Elwood Plummer

Biographical details
- Born: October 22, 1944 San Antonio, Texas, U.S.
- Died: October 24, 2023 (aged 79) San Antonio, Texas, U.S.
- Education: Jackson State

Coaching career (HC unless noted)
- 1967–1969: St. Philip's
- 1969–1972: Jackson State (assistant)
- 1972–1973: Wiley
- 1973–1979: Prairie View A&M
- 1979–1988: Huston–Tillotson
- 1990–2002: Prairie View A&M
- 2010–2013: Huston–Tillotson

Administrative career (AD unless noted)
- 1988–1990: Huston–Tillotson (assistant AD)

Head coaching record
- Overall: 153–377 (.305)
- Tournaments: 0–1 (NCAA)

= Elwood Plummer =

American basketball coach

Elwood Overton Plummer (October 22, 1944 – October 24, 2023) was an American basketball coach and player. He served as the head coach of the Prairie View A&M Panthers from 1973 to 1979, and 1990 to 2002.

==Playing career==
Plummer was born in San Antonio, Texas, and attended Wheatley High School. He played on the school's basketball team and averaged 28 points per game as a senior. Plummer attended San Antonio College for two years and became one of the most prolific scorers in the junior college ranks. During his sophomore season, he led the Texas Junior College Athletic Association in scoring with 29.8 points per game and was named the league's most valuable player. Plummer transferred to play for the Jackson State Tigers and became one of the top guards in the Southwestern Athletic Conference (SWAC). He graduated from Jackson State University in 1966.

==Coaching career==
Plummer began his coaching career at St. Philip's College in San Antonio for two seasons, where he accumulated a 41–19 record. He returned to the Jackson State Tigers team in 1969 as an assistant coach to Paul Covington. Plummer was appointed as head coach of the Wiley College basketball team in 1972, where he amassed a 20–8 record and won the state tournament in his only season.

Plummer was named head coach of the Prairie View A&M Panthers on August 25, 1973, where he became the youngest head coach in the SWAC at the age of 28. He directed winning teams from 1973 to 1979. Plummer served as the head coach of the Huston–Tillotson University men's basketball team from 1979 to 1988. He was the associate athletic director of Huston–Tillotson from 1988 to 1990.

Plummer returned to Prairie View A&M in April 1990 but the university discontinued its basketball program one month later.
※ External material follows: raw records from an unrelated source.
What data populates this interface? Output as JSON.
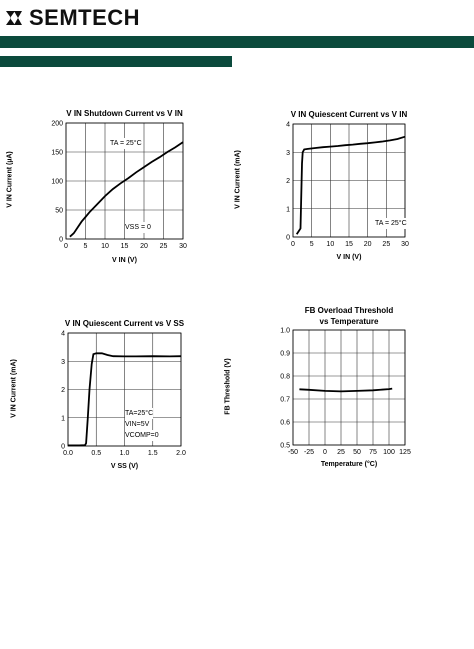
{
  "header": {
    "brand": "SEMTECH",
    "accent": "#0b4a3c"
  },
  "chart_data": [
    {
      "type": "line",
      "title": "V IN Shutdown Current vs V IN",
      "title_parts": {
        "a": "V",
        "a_sub": "IN",
        "b": " Shutdown Current vs V",
        "b_sub": "IN"
      },
      "xlabel": "V IN (V)",
      "ylabel": "V IN Current (µA)",
      "xlim": [
        0,
        30
      ],
      "ylim": [
        0,
        200
      ],
      "xticks": [
        0,
        5,
        10,
        15,
        20,
        25,
        30
      ],
      "yticks": [
        0,
        50,
        100,
        150,
        200
      ],
      "grid": true,
      "annotations": [
        "TA = 25°C",
        "VSS = 0"
      ],
      "series": [
        {
          "x": [
            1,
            2,
            3,
            4,
            5,
            6,
            8,
            10,
            12,
            14,
            16,
            18,
            20,
            22,
            24,
            26,
            28,
            30
          ],
          "y": [
            4,
            10,
            20,
            30,
            38,
            46,
            60,
            74,
            86,
            96,
            105,
            115,
            124,
            133,
            141,
            150,
            158,
            167
          ]
        }
      ]
    },
    {
      "type": "line",
      "title": "V IN Quiescent Current vs V IN",
      "xlabel": "V IN (V)",
      "ylabel": "V IN Current (mA)",
      "xlim": [
        0,
        30
      ],
      "ylim": [
        0,
        4
      ],
      "xticks": [
        0,
        5,
        10,
        15,
        20,
        25,
        30
      ],
      "yticks": [
        0,
        1,
        2,
        3,
        4
      ],
      "grid": true,
      "annotations": [
        "TA = 25°C"
      ],
      "series": [
        {
          "x": [
            1,
            2,
            2.4,
            2.6,
            3,
            4,
            6,
            8,
            10,
            12,
            14,
            16,
            18,
            20,
            22,
            24,
            26,
            28,
            30
          ],
          "y": [
            0.1,
            0.3,
            2.6,
            3.0,
            3.1,
            3.12,
            3.15,
            3.18,
            3.2,
            3.22,
            3.25,
            3.27,
            3.3,
            3.32,
            3.35,
            3.38,
            3.42,
            3.47,
            3.55
          ]
        }
      ]
    },
    {
      "type": "line",
      "title": "V IN Quiescent Current vs V SS",
      "xlabel": "V SS (V)",
      "ylabel": "V IN Current (mA)",
      "xlim": [
        0,
        2
      ],
      "ylim": [
        0,
        4
      ],
      "xticks": [
        "0.0",
        "0.5",
        "1.0",
        "1.5",
        "2.0"
      ],
      "yticks": [
        0,
        1,
        2,
        3,
        4
      ],
      "grid": true,
      "annotations": [
        "TA=25°C",
        "VIN=5V",
        "VCOMP=0"
      ],
      "series": [
        {
          "x": [
            0,
            0.2,
            0.3,
            0.32,
            0.35,
            0.38,
            0.42,
            0.45,
            0.5,
            0.6,
            0.7,
            0.8,
            1.0,
            1.2,
            1.5,
            1.8,
            2.0
          ],
          "y": [
            0.02,
            0.02,
            0.03,
            0.1,
            1.0,
            2.0,
            2.9,
            3.25,
            3.28,
            3.28,
            3.22,
            3.18,
            3.17,
            3.17,
            3.18,
            3.17,
            3.18
          ]
        }
      ]
    },
    {
      "type": "line",
      "title": "FB Overload Threshold",
      "subtitle": "vs Temperature",
      "xlabel": "Temperature (°C)",
      "ylabel": "FB Threshold (V)",
      "xlim": [
        -50,
        125
      ],
      "ylim": [
        0.5,
        1.0
      ],
      "xticks": [
        -50,
        -25,
        0,
        25,
        50,
        75,
        100,
        125
      ],
      "yticks": [
        "0.5",
        "0.6",
        "0.7",
        "0.8",
        "0.9",
        "1.0"
      ],
      "grid": true,
      "annotations": [],
      "series": [
        {
          "x": [
            -40,
            -25,
            0,
            25,
            50,
            75,
            100,
            105
          ],
          "y": [
            0.742,
            0.74,
            0.735,
            0.733,
            0.735,
            0.738,
            0.743,
            0.745
          ]
        }
      ]
    }
  ]
}
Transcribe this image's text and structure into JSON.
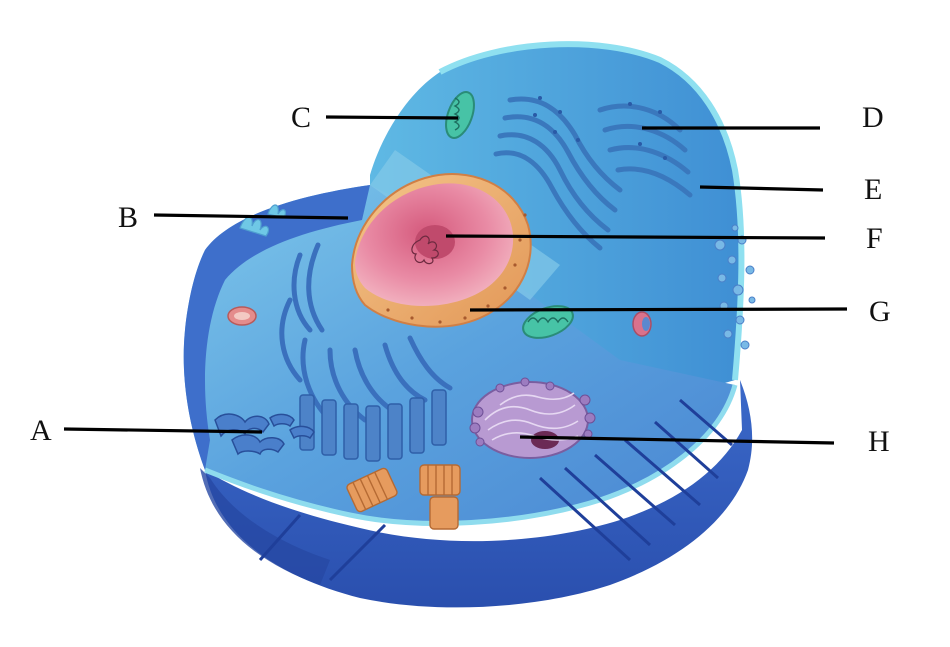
{
  "labels": {
    "A": "A",
    "B": "B",
    "C": "C",
    "D": "D",
    "E": "E",
    "F": "F",
    "G": "G",
    "H": "H"
  },
  "colors": {
    "cytoplasm": "#5a8fd6",
    "cell_rim": "#7fd0e6",
    "cell_side": "#2f56b8",
    "nucleus": "#e48aa0",
    "nuclear_envelope": "#f2b071",
    "golgi": "#b59ad6",
    "er": "#3f7fc2",
    "mitochondria": "#3fb49c"
  }
}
It was reinstated in July 1990 but with few remaining players and no scholarship program. Prairie View A&M's limited recruitment abilities led to Plummer targeting players who had a high academic average that would qualify for an academic scholarship or those who were indigent and qualified for financial aid. The Panthers had an 0–28 record during the 1991–92 season that established an NCAA Division I record for most losses in a season. Plummer experienced his greatest success with the Panthers during the 1997–98 season as the team won its first SWAC tournament title and appeared in the 1998 NCAA Division I men's basketball tournament.

On March 10, 2002, Plummer and his coaching staff were dismissed by Prairie View A&M. His total record with the Panthers was 153–377. Plummer returned to Huston–Tillotson in 2010 as head coach until his departure in 2013.

Plummer was inducted into the Texas Black Sports Hall of Fame in 2006.

==Personal life==
Plummer married twice and had a daughter.

Plummer died on October 24, 2023, at the age of 79 in San Antonio, Texas.